The nomination committee has unanimously decided to propose the following recommendation:

1. The board of directors to continue until the annual general meeting in 2025

The current board of directors consists of the following shareholder-elected members:

  • Bjørnar André Ulstein (chair)
  • Hege Buer
  • Ingrid Mia Arnhult
  • Jonas Peter Grandér
  • Marianne Bekken

All of the shareholder-elected board members are elected for a term until the annual general meeting in 2025/2026.

The nomination committee has considered the candidate and the composition of the board of directors. The nomination committee has assessed that there is no need to make any changes to the composition of the board of directors.

On this background, the nomination committee recommends to the extraordinary general meeting of the Company's that the current board be continued without any changes until the annual general meeting in 2025.

2. Proposed reduction of the remuneration to the board of directors

As there is currently no activity in the Company that requires the board of directors' attention, the nomination committee proposes that the board of directors' remuneration is reduced to reflect the current workload and responsibility of the board of directors in the Company.
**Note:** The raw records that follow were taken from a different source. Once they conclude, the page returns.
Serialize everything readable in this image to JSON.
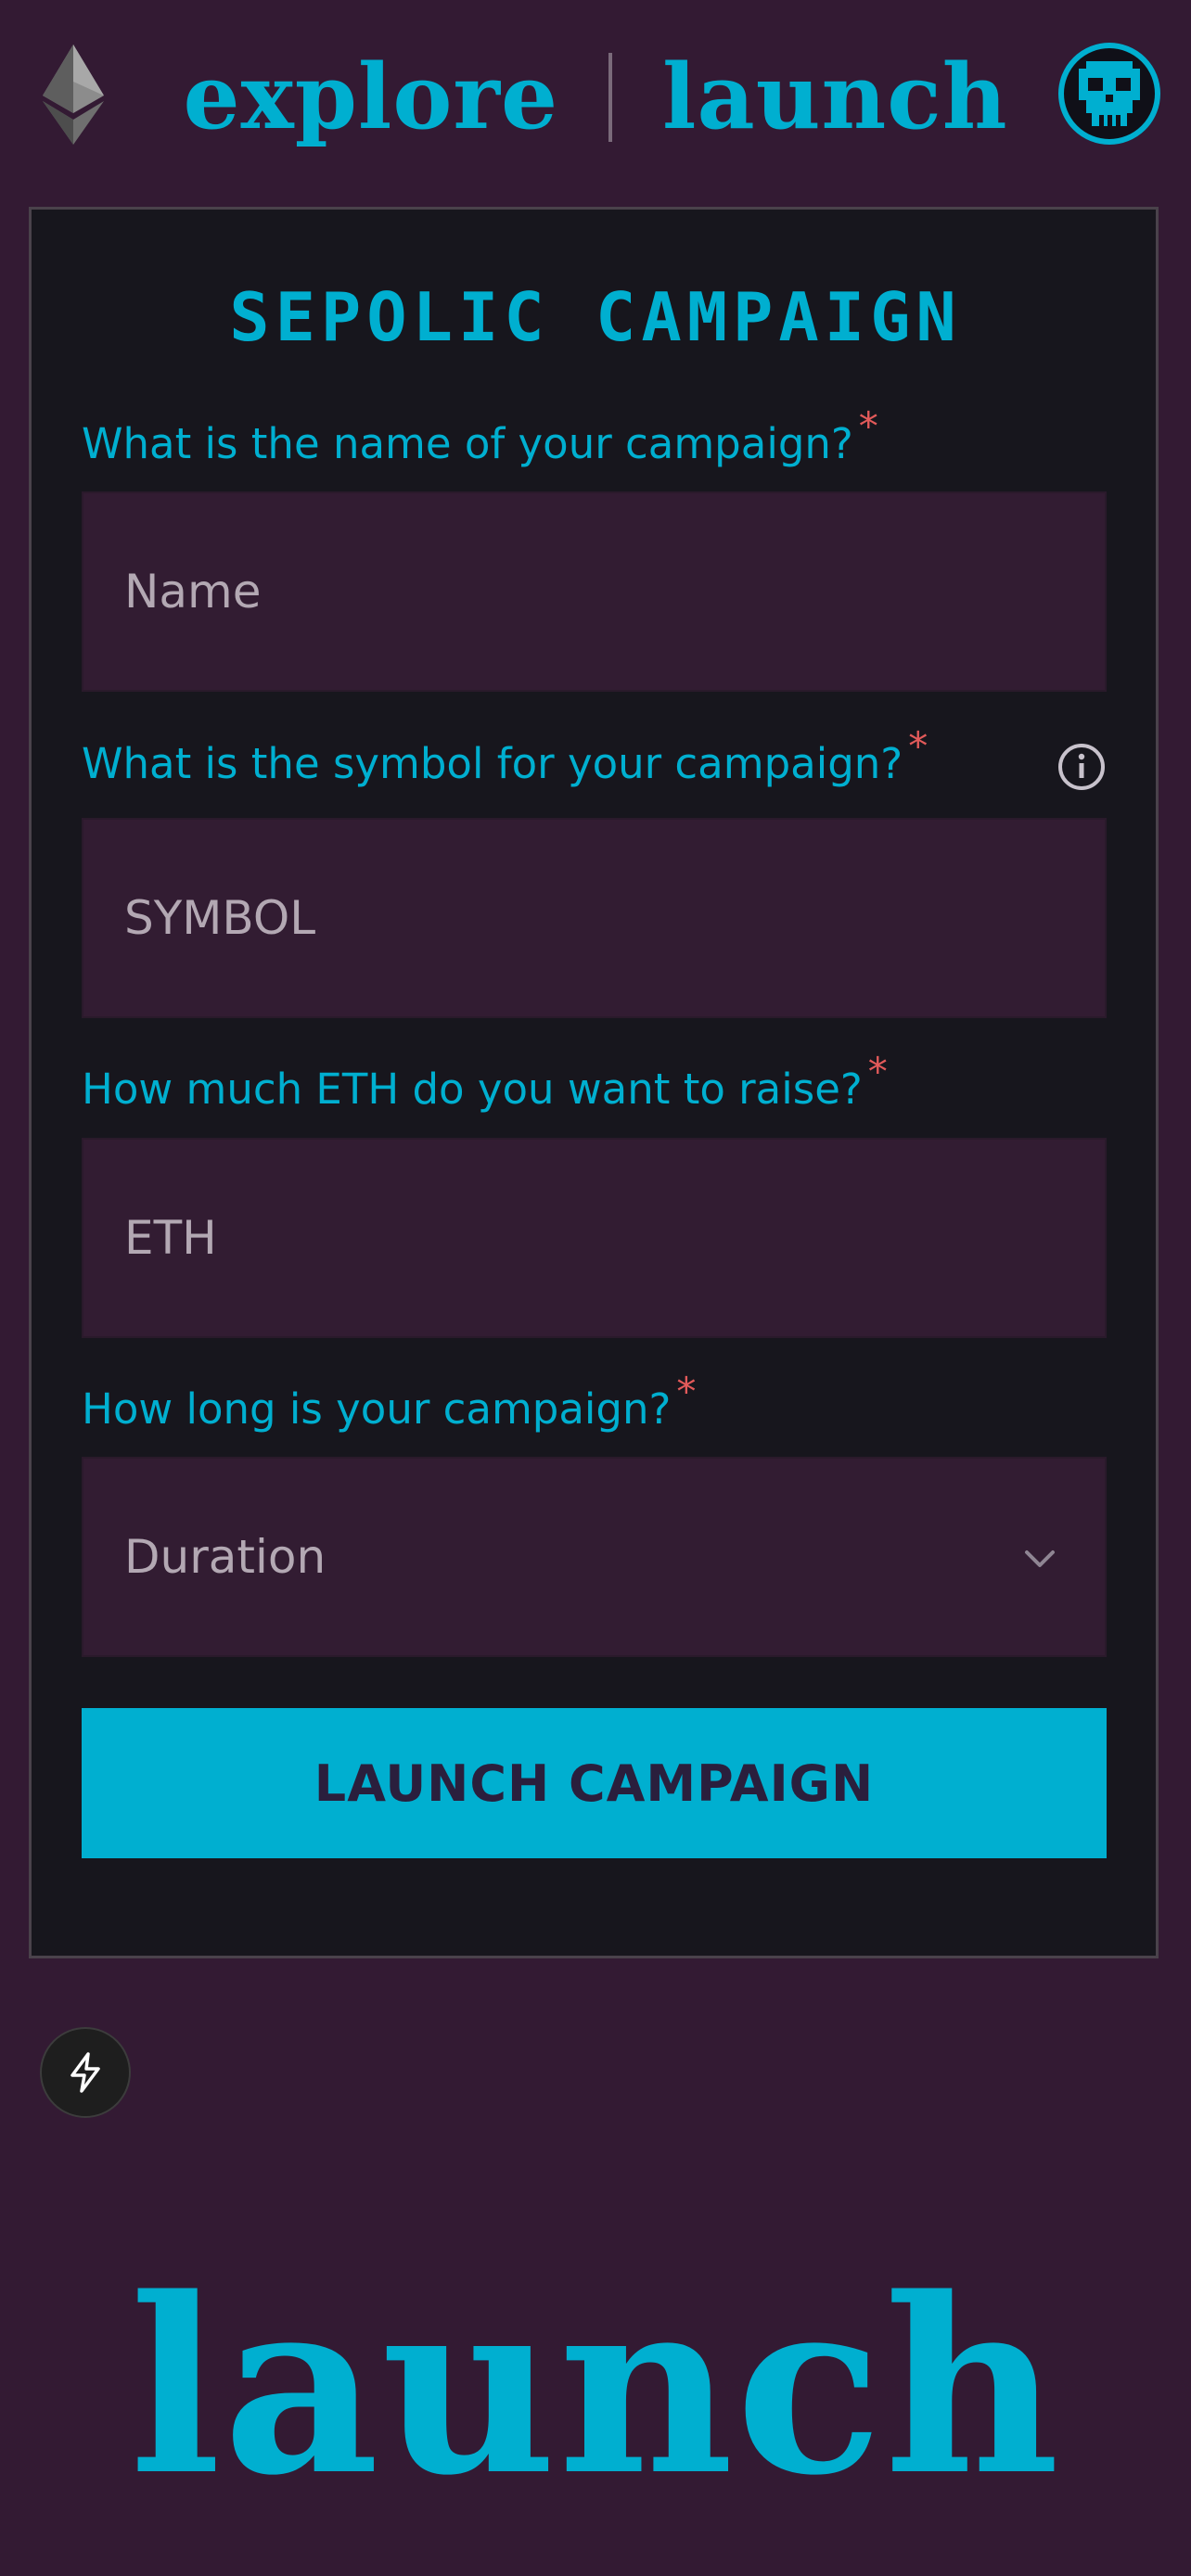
{
  "header": {
    "nav": {
      "explore_label": "explore",
      "launch_label": "launch"
    },
    "logo_icon": "ethereum-icon",
    "avatar_icon": "skull-icon"
  },
  "form": {
    "title": "SEPOLIC CAMPAIGN",
    "required_marker": "*",
    "name": {
      "label": "What is the name of your campaign?",
      "placeholder": "Name",
      "value": ""
    },
    "symbol": {
      "label": "What is the symbol for your campaign?",
      "placeholder": "SYMBOL",
      "value": "",
      "info_icon": "info-icon"
    },
    "eth": {
      "label": "How much ETH do you want to raise?",
      "placeholder": "ETH",
      "value": ""
    },
    "duration": {
      "label": "How long is your campaign?",
      "selected": "Duration",
      "icon": "chevron-down-icon"
    },
    "submit_label": "LAUNCH CAMPAIGN"
  },
  "floating_button": {
    "icon": "lightning-bolt-icon"
  },
  "footer": {
    "brand": "launch"
  },
  "colors": {
    "page_background": "#331a33",
    "card_background": "#17161d",
    "accent": "#00afd0",
    "field_background": "#321c32",
    "required": "#e35a5a",
    "button_text": "#2a1f3d"
  }
}
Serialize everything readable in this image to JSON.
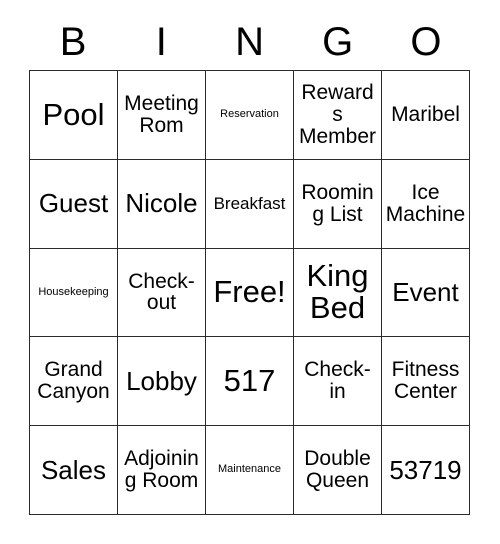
{
  "card": {
    "title": "BINGO",
    "header_letters": [
      "B",
      "I",
      "N",
      "G",
      "O"
    ],
    "grid_size": "5x5",
    "free_space": "Free!",
    "colors": {
      "background": "#ffffff",
      "cell_background": "#ffffff",
      "border": "#2b2b2b",
      "text": "#000000"
    },
    "rows": [
      [
        {
          "text": "Pool",
          "size": "xl"
        },
        {
          "text": "Meeting Rom",
          "size": "md"
        },
        {
          "text": "Reservation",
          "size": "xs"
        },
        {
          "text": "Rewards Member",
          "size": "md"
        },
        {
          "text": "Maribel",
          "size": "md"
        }
      ],
      [
        {
          "text": "Guest",
          "size": "lg"
        },
        {
          "text": "Nicole",
          "size": "lg"
        },
        {
          "text": "Breakfast",
          "size": "sm"
        },
        {
          "text": "Rooming List",
          "size": "md"
        },
        {
          "text": "Ice Machine",
          "size": "md"
        }
      ],
      [
        {
          "text": "Housekeeping",
          "size": "xs"
        },
        {
          "text": "Check-out",
          "size": "md"
        },
        {
          "text": "Free!",
          "size": "xl"
        },
        {
          "text": "King Bed",
          "size": "xl"
        },
        {
          "text": "Event",
          "size": "lg"
        }
      ],
      [
        {
          "text": "Grand Canyon",
          "size": "md"
        },
        {
          "text": "Lobby",
          "size": "lg"
        },
        {
          "text": "517",
          "size": "xl"
        },
        {
          "text": "Check-in",
          "size": "md"
        },
        {
          "text": "Fitness Center",
          "size": "md"
        }
      ],
      [
        {
          "text": "Sales",
          "size": "lg"
        },
        {
          "text": "Adjoining Room",
          "size": "md"
        },
        {
          "text": "Maintenance",
          "size": "xs"
        },
        {
          "text": "Double Queen",
          "size": "md"
        },
        {
          "text": "53719",
          "size": "lg"
        }
      ]
    ]
  }
}
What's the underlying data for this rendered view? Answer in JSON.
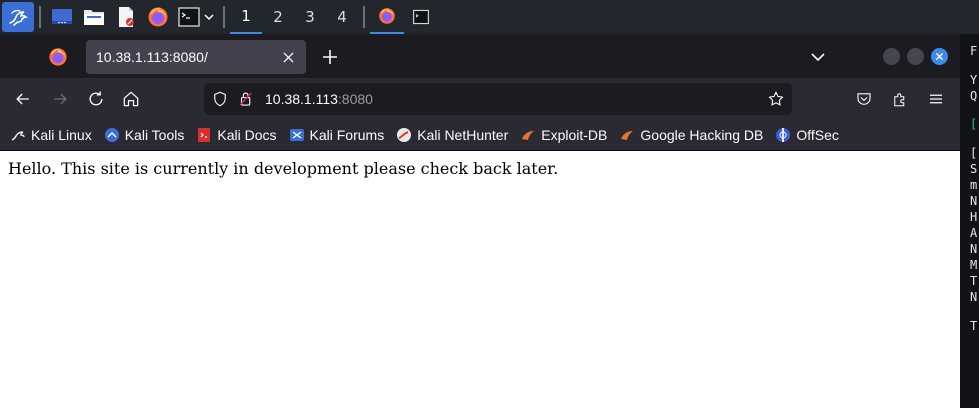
{
  "taskbar": {
    "workspaces": [
      "1",
      "2",
      "3",
      "4"
    ],
    "active_workspace": "1"
  },
  "browser": {
    "tab": {
      "title": "10.38.1.113:8080/"
    },
    "url": {
      "host": "10.38.1.113",
      "port": ":8080"
    },
    "bookmarks": [
      {
        "label": "Kali Linux",
        "icon": "kali-dragon-icon"
      },
      {
        "label": "Kali Tools",
        "icon": "kali-tools-icon"
      },
      {
        "label": "Kali Docs",
        "icon": "kali-docs-icon"
      },
      {
        "label": "Kali Forums",
        "icon": "kali-forums-icon"
      },
      {
        "label": "Kali NetHunter",
        "icon": "kali-nethunter-icon"
      },
      {
        "label": "Exploit-DB",
        "icon": "exploit-db-icon"
      },
      {
        "label": "Google Hacking DB",
        "icon": "ghdb-icon"
      },
      {
        "label": "OffSec",
        "icon": "offsec-icon"
      }
    ]
  },
  "page": {
    "text": "Hello. This site is currently in development please check back later."
  },
  "terminal": {
    "chars": [
      "F",
      "Y",
      "Q",
      "[",
      "S",
      "m",
      "N",
      "H",
      "A",
      "N",
      "M",
      "T",
      "N",
      "T"
    ]
  },
  "colors": {
    "accent": "#3d8be6",
    "taskbar_bg": "#22262d",
    "tabbar_bg": "#1c1b22",
    "toolbar_bg": "#2b2a33"
  }
}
On this background, the nomination committee proposes that the board of directors' remuneration is set to NOK 0.

Prior to the annual general meeting in 2025, the nomination committee will make a new evaluation of the remuneration of the board of directors. If, at the time of the annual general meeting in 2025, there is or has been activity in the Company that requires the board of directors' attention, the nomination committee will evaluate the board of directors' remuneration and provide a recommendation that reflects the workload and responsibility of the board of directors' in the Company.

The nomination committee's recommendation for remuneration is as follows:

The board of directors' remuneration is set to NOK 0.

* * *

4 November 2024

Finn Haugan (chair) Andreas Akselsen Gabriel Cronstedt

1 This proposal has been prepared both in Norwegian and in English. In case of discrepancies between the two, the Norwegian version shall prevail.